Upcoming Changes to Livret A and LEP Rates
The confirmation is in: starting August 1st, the Livret A interest rate will see a decline. This adjustment will also impact all regulated savings accounts, including the LDDS, LEP, youth savings account, and CEL. The extent of this reduction is still to be determined. Recent figures from Insee indicate that consumer prices in France rose by 0.8% in March compared to the previous year, matching February’s rate. Notably, this is the first time since February 2021 that the monthly price increase has dipped below 1%.
While this may be a positive development for your purchasing power—especially after an inflation peak of 6.3% in January 2023—it poses challenges for savings growth. Inflation serves as one of the key components in the biannual assessment of the Livret A rate. By mid-July, the Bank of France will calculate the August 1st rate based on the “semi-annual average” of monthly inflation indices from Insee, excluding tobacco. Given that Insee’s inflation forecasts extend through June, it is anticipated that this average will hover around 1%.
Projected Interest Rates
Additionally, it is essential to take into account the semi-annual average of short-term euro rates (Euribor), which closely reflects the European Central Bank’s rate trends. A reduction of 0.25 points in this rate is likely by summer, with the semi-annual average of the Euribor estimated to be around 2.5% in July.
Consequently, the technical Livret A rate for August is projected to drop from 2.4% to 1.7%. For the popular savings account (LEP), the calculation involves the Livret A rate plus 0.5 points or the inflation rate. With inflation estimated at 1%, the LEP would yield a rate of 1.70% + 0.50 points, resulting in a total of 2.20%.

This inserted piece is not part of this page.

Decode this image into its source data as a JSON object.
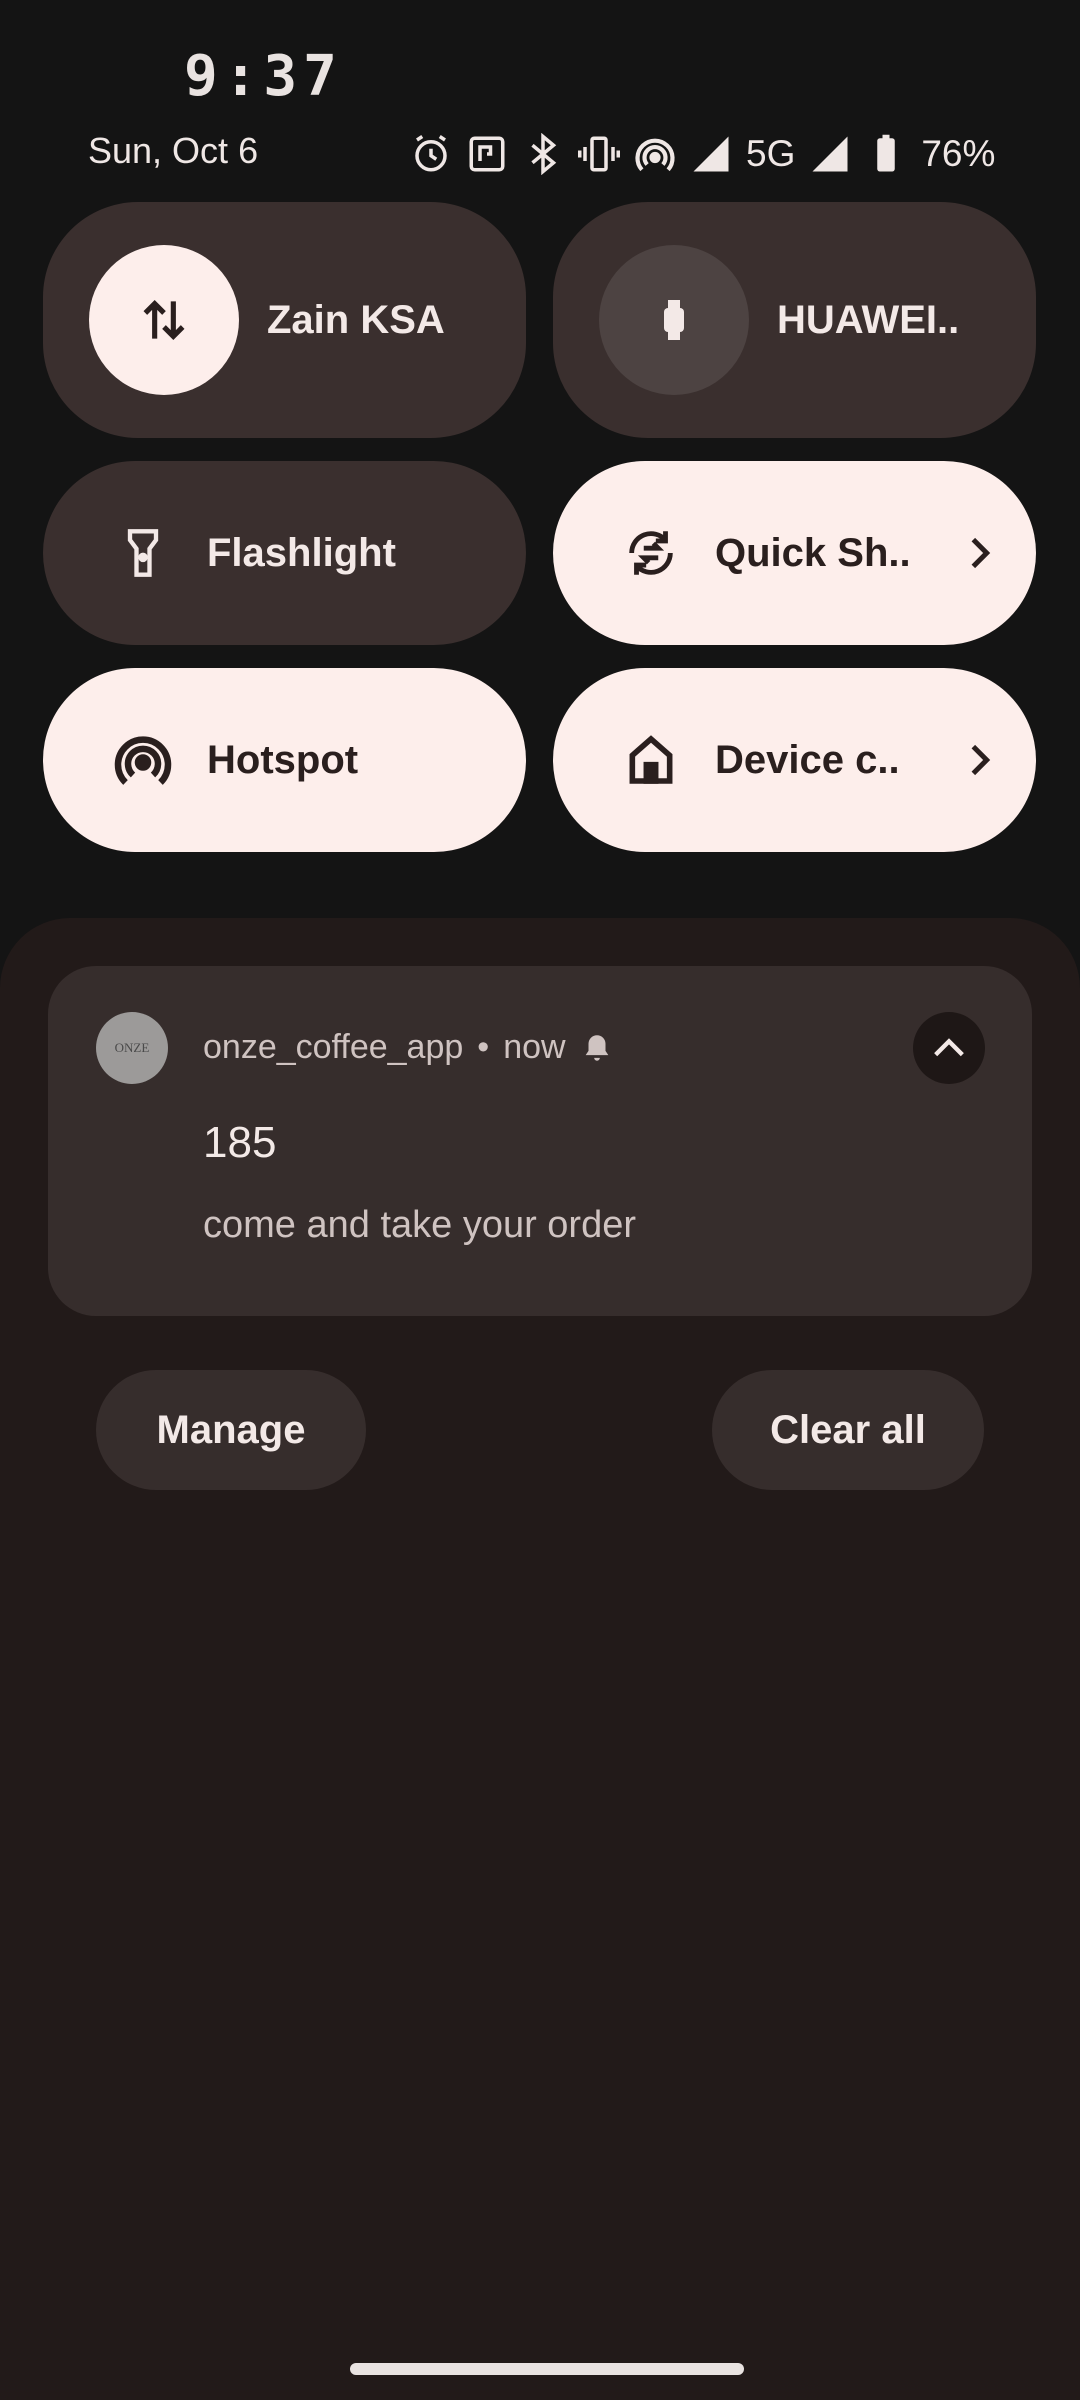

Possible Scenarios for Rate Adjustments
However, theory and practice can differ significantly. If the authorities decide to modify the Livret A rate calculation formula—something that occurs occasionally—they might opt for a rounded figure of 2% for the Livret A. In this scenario, the LEP rate would increase by 0.5 points over the Livret A, resulting in a 2.5% rate, down from the current 3.5%.
It’s important to note that a reduction in the LEP rate poses political risks, as the Bank of France aims to encourage eligible households to take advantage of this account. Out of the 19.5 million French citizens who qualify for the LEP, approximately 8 million are not currently utilizing it. In this context, a decrease in the LEP rate to around 3% appears to be a plausible compromise.